Solid first round grade on him, bet on traits at EDGE! pic.twitter.com/QqNzxIY0zh
— Luke Carr (TD4LC) (@LukeCarrNFL) December 20, 2021
George Karlaftis, Purdue
Karlaftis is a huge DE at 6-4 and 275 pounds and his power is his best trait, combined with his strong, well-placed hands and he makes for a difficult matchup against any O-lineman. His versatility is also an asset as he can cause havoc from 3-tech and 5-tech; projecting well as a DE in a 3-4 or 4-3 defense allowing the OLBs in the scheme more freedom. For his size he moves superbly and shows nice speed and burst off the mark. As with any EDGE, motor is a huge trait and Karlaftis certainly doesn’t lack it – flying around on the backside of plays and hunting down ball carriers to record TFLs and make big time stops. His lack of bend is a concern, as if he doesn’t win with his hand and power combo in the rep, he doesn’t win outside the OT often. Karlaftis also needs to disengage quicker in the run game to get into a better position to finish tackles, wrapping up is a slight issue.
George Karlaftis is an incredible athlete – great blend of size, power & burst.
✅Upper body strength and hand placement wins a lot of reps for him, always hustles to the ball. Plays 3/5-tech.

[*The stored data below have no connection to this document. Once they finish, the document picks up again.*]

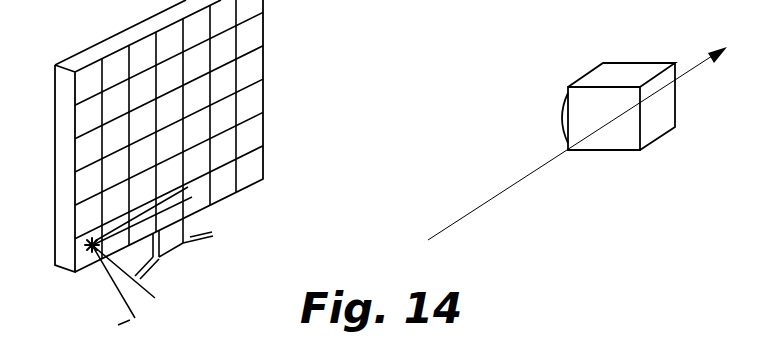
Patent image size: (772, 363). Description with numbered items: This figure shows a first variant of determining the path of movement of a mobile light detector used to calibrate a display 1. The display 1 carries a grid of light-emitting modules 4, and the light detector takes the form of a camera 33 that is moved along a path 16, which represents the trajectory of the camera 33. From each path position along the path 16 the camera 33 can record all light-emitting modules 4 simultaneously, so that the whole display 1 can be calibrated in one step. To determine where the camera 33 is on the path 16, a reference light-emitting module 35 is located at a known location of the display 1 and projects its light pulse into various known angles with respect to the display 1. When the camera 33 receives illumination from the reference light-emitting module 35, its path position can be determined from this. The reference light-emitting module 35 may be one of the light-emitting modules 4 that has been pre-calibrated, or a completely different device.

The display 1 is at (55, 140).
The light-emitting modules 4 is at (256, 163).
The reference light-emitting module 35 is at (83, 244).
The camera 33 is at (603, 150).
The path 16 is at (483, 204).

❌Question marks on flexibility, bend and wrapping up on tackles. pic.twitter.com/LD0c9dbisO
— Luke Carr (TD4LC) (@LukeCarrNFL) February 11, 2022
Jermaine Johnson, Florida State
Johnson transferred to FSU from Georgia ahead of the 2021 season, which gave him a full-time starter role and Johnson is a definite 4-3 DE. His above average height and arm length aid his pass rush ability, especially seen on his bullrush, where he is able to maintain good distance between himself and the OT, while using good leverage with a low pad level to walk O-lineman back into their QB. Has a great arsenal of pass rush moves, with the aforementioned bullrush, a great cross-chop and a nice rip move. One of the best run defenders at the position this year, anchoring really well, and reading the flow of blockers well to blow up plays in the backfield. Athleticism really jumps off film, great in open space and his motor is incredible. He had a great Senior Bowl week and really boosted his stock in front of the NFL scouts. One drawback to his game is that the lack of bend and flexibility is very noticeable, making it hard for him to flatten his path to the QB unless he beats the OT with his hands or power.